04/12/2025
"Staffmen at Motown had a good run. Now it’s Stockport with the will to stretch the pop song" (Melody Maker 1974)
In one small Stockport building, one of the greatest ever pop singles (10cc's I'm Not in Love) and one of the top-ten albums of all time (Joy Division's Unknown Pleasures) were recorded. It was a place where local artists (Barclay James Harvest, The Syd Lawrence Orchestra, Sad Cafe, The Smiths, Buzzcocks, Factory Records, New Order, Martin Hannett, Granada Television, James, Simply Red, The Stone Roses and many others) could stay in the region to showcase their talent. National stars such as Paul McCartney recorded there and international superstar Neil Sedaka made his comeback there by recording two albums in the early 1970s. And then there was also an eclectic mix of records created there, from the comedy of the Hee Bee Gee Bees, through St Winifred's School Choir and Sir Michael Horden talking about trains, to an array of sporting greats (such as the two Manchester football teams plus Leeds, Everton and Lancashire Cricket Club). But for one of Manchester's greats, 10cc, it was home - a place they could retreat to in order to create hit singles, albums and an amazing array of sounds from 1972 until 1976.

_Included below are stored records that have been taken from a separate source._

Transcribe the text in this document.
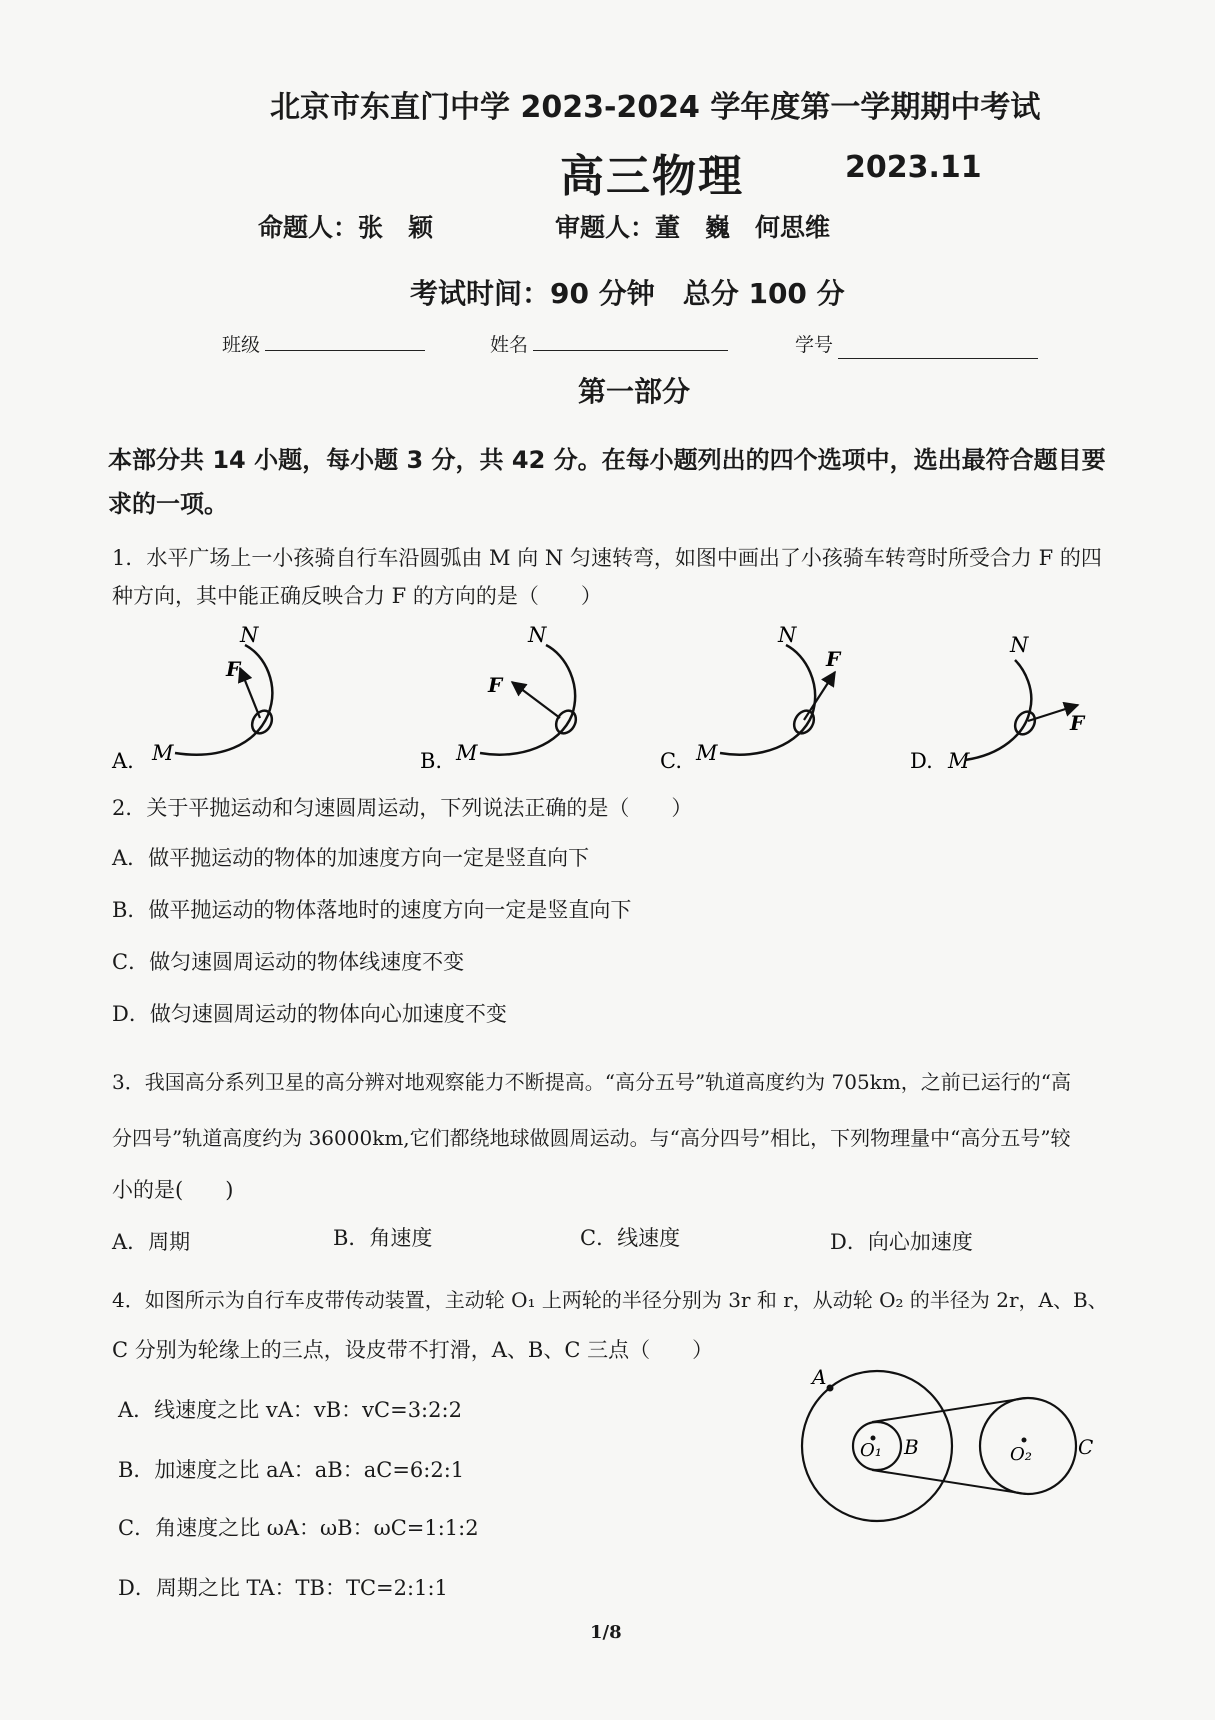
北京市东直门中学 2023-2024 学年度第一学期期中考试
高三物理	2023.11
命题人：张　颖	审题人：董　巍　何思维
考试时间：90 分钟　总分 100 分
班级	姓名	学号
第一部分
本部分共 14 小题，每小题 3 分，共 42 分。在每小题列出的四个选项中，选出最符合题目要
求的一项。
1．水平广场上一小孩骑自行车沿圆弧由 M 向 N 匀速转弯，如图中画出了小孩骑车转弯时所受合力 F 的四
种方向，其中能正确反映合力 F 的方向的是（　　）
A. M
N
F
B. M
N
F
C. M
N
F
D. M
N
F
2．关于平抛运动和匀速圆周运动，下列说法正确的是（　　）
A．做平抛运动的物体的加速度方向一定是竖直向下
B．做平抛运动的物体落地时的速度方向一定是竖直向下
C．做匀速圆周运动的物体线速度不变
D．做匀速圆周运动的物体向心加速度不变
3．我国高分系列卫星的高分辨对地观察能力不断提高。“高分五号”轨道高度约为 705km，之前已运行的“高
分四号”轨道高度约为 36000km,它们都绕地球做圆周运动。与“高分四号”相比，下列物理量中“高分五号”较
小的是(　　)
A．周期	B．角速度	C．线速度	D．向心加速度
4．如图所示为自行车皮带传动装置，主动轮 O₁ 上两轮的半径分别为 3r 和 r，从动轮 O₂ 的半径为 2r，A、B、
C 分别为轮缘上的三点，设皮带不打滑，A、B、C 三点（　　）
A．线速度之比 vA：vB：vC=3:2:2
B．加速度之比 aA：aB：aC=6:2:1
C．角速度之比 ωA：ωB：ωC=1:1:2
D．周期之比 TA：TB：TC=2:1:1
A
B
O₁	O₂ C
1/8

And now, the story of how one man, Peter Tattersall, imagined, started and built Strawberry Recording Studios up over 20 years, outside of the established recording studio Capital of London, and how it became 10cc's home, is available for all to read. Published by Manchester's Empire Publications, 'Strawberry Studios Forever' details an important part of Manchester's music history and shows how many of the 'Manchester Music' attributes often thought to absent until the mid-1970s were more than evident in Strawberry Recording Studios in Stockport from 1967 onwards.